А холстину, в которую подклад был завёрнут, узнала Жегода. Не абы какая холстина, а безжалостно вырезанный кусок из скатерти, которую сама же Жегода в молодости по материнскому учению вышивала. Узоры в ней — невиданной силы, а хотелось юной Жегоде не жениха и не здоровья, а исполнения желаний. Много ночей корпела она над скатертью, представляя, как всё, чего ей хочется, становится правдой. А потом сложила, да и убрала в сундук, потому что не дело это — такими вещами баловаться.
И вот теперь, десятилетия спустя, её же муж ножом вспорол драгоценную ткань, завернул внутрь горсть земли и булавки, и отчаянно пожелал наконец умереть.
Мало радости в тем, чтобы быть немощным и больным. Изнутри Ладар давно уже высох и сгнил, только и осталась от него, что оболочка, которую Жегода латала бережно да держала на этом свете своими цепкими руками. По венам — козья кровь течёт, лёгкие, словно меха, жена своими руками разводит. А тело всё равно болит, болит на каждое движение, и как ни дыши маковой пылью, а от боли выть хочется.
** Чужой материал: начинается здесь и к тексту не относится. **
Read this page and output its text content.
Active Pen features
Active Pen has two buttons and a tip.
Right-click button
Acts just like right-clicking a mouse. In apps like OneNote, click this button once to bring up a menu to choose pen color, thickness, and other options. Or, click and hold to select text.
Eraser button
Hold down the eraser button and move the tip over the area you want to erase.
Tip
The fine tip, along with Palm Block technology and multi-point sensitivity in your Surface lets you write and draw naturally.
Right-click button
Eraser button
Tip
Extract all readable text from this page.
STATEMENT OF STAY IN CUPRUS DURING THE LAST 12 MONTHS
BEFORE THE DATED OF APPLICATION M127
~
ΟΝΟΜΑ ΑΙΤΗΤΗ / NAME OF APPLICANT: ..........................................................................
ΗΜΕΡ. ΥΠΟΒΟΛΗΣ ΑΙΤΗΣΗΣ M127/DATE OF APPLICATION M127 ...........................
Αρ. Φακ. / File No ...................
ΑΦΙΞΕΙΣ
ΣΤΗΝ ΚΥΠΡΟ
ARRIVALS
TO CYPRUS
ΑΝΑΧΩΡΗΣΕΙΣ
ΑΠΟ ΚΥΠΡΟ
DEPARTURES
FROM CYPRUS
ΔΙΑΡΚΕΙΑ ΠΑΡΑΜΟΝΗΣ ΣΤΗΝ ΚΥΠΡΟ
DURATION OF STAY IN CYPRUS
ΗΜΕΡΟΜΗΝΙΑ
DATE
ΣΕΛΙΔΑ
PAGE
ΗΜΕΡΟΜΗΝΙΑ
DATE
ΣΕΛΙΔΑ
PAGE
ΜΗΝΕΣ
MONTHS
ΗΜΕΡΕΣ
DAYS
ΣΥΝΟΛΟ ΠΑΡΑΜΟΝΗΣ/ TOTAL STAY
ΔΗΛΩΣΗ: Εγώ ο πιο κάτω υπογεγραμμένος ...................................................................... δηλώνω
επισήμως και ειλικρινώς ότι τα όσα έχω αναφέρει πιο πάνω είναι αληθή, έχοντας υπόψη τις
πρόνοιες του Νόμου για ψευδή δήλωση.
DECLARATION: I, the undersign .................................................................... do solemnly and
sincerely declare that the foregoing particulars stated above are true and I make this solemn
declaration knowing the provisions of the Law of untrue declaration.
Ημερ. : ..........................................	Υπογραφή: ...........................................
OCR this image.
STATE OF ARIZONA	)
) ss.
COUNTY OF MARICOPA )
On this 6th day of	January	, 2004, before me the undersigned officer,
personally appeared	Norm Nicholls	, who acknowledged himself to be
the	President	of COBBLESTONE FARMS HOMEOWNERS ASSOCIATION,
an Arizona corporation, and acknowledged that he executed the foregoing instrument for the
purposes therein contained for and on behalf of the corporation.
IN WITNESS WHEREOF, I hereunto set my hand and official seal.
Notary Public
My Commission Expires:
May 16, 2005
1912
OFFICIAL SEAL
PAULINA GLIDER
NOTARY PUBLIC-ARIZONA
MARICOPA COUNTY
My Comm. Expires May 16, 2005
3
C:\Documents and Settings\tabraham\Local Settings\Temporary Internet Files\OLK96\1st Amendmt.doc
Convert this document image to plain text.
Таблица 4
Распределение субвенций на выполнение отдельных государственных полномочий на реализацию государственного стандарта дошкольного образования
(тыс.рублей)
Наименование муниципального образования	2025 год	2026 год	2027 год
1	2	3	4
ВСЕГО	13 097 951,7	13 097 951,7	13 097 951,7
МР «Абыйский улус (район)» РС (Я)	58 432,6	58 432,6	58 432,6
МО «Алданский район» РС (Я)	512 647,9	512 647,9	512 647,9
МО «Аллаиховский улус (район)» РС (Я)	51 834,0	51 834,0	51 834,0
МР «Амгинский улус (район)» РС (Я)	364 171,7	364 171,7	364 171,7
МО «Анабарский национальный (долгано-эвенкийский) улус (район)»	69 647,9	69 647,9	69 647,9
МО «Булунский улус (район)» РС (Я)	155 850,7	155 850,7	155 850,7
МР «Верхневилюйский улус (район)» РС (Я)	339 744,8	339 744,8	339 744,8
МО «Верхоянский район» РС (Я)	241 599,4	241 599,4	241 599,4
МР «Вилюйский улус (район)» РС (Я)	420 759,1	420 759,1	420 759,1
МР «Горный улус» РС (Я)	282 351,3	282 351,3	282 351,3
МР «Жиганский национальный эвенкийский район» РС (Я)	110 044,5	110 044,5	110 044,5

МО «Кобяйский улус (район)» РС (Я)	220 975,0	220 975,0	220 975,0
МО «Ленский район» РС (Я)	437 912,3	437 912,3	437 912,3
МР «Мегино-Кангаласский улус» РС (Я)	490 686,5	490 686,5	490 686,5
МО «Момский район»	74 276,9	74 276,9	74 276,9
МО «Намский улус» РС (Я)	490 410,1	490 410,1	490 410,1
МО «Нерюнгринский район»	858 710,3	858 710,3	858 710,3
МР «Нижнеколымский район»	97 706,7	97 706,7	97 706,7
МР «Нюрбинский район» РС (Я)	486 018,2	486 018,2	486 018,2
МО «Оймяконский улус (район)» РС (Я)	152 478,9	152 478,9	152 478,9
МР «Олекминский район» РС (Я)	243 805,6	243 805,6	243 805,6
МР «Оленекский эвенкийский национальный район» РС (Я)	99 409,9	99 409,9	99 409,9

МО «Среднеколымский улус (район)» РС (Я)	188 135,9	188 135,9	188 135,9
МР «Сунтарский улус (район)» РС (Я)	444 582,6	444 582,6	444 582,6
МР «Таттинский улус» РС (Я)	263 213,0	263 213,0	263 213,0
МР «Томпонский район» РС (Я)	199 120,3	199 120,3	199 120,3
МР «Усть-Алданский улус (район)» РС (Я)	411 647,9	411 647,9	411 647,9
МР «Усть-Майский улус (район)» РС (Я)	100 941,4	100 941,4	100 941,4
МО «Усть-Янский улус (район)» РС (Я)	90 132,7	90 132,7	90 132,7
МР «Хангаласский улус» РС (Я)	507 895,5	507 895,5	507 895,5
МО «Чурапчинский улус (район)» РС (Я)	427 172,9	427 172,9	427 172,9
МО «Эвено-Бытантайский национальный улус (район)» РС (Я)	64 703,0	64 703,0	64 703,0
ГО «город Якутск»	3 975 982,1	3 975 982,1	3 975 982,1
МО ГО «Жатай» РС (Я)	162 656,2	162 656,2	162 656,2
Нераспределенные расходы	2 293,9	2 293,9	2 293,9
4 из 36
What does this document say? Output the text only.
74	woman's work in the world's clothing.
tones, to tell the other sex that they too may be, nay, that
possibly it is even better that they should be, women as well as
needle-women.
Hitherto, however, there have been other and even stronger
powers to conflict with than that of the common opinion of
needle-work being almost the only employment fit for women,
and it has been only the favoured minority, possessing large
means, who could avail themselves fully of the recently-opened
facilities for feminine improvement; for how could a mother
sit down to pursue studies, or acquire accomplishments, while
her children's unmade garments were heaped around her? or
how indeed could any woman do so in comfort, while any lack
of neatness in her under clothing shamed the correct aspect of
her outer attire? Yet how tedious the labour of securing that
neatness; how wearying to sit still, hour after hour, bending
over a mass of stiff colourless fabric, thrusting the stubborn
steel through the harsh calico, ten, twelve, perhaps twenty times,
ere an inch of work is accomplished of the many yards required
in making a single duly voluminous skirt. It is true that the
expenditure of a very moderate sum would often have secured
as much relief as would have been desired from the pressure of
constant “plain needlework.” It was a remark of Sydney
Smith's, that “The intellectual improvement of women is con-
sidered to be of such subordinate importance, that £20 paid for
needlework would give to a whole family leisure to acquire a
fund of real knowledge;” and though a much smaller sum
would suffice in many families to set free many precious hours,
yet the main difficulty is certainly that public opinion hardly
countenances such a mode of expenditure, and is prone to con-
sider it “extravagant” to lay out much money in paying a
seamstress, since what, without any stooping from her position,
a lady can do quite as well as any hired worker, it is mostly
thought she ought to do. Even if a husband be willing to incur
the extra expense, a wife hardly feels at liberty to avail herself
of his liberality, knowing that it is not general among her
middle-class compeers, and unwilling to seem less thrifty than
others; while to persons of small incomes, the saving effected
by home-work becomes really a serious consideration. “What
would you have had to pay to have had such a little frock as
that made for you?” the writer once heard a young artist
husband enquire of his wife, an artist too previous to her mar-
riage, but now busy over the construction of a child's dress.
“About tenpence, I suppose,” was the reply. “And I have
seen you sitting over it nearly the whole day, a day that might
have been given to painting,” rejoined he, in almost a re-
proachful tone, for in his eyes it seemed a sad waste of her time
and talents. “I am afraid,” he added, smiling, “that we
Что это за жизнь, и зачем она?
Ладар и просил отпустить его, только Жегода отмахивалась: не так ты и болеешь, а как вылечим тебя, так и пожалеешь, что такое говорил. Ладар и с башни кинуться думал, только не сумел в одиночку подняться по лестнице. А потом вспомнил, как жена рассказывала ему про подклады, и что где такой ни появится, а кто-то один — самый слабый — обязательно тогда умрёт.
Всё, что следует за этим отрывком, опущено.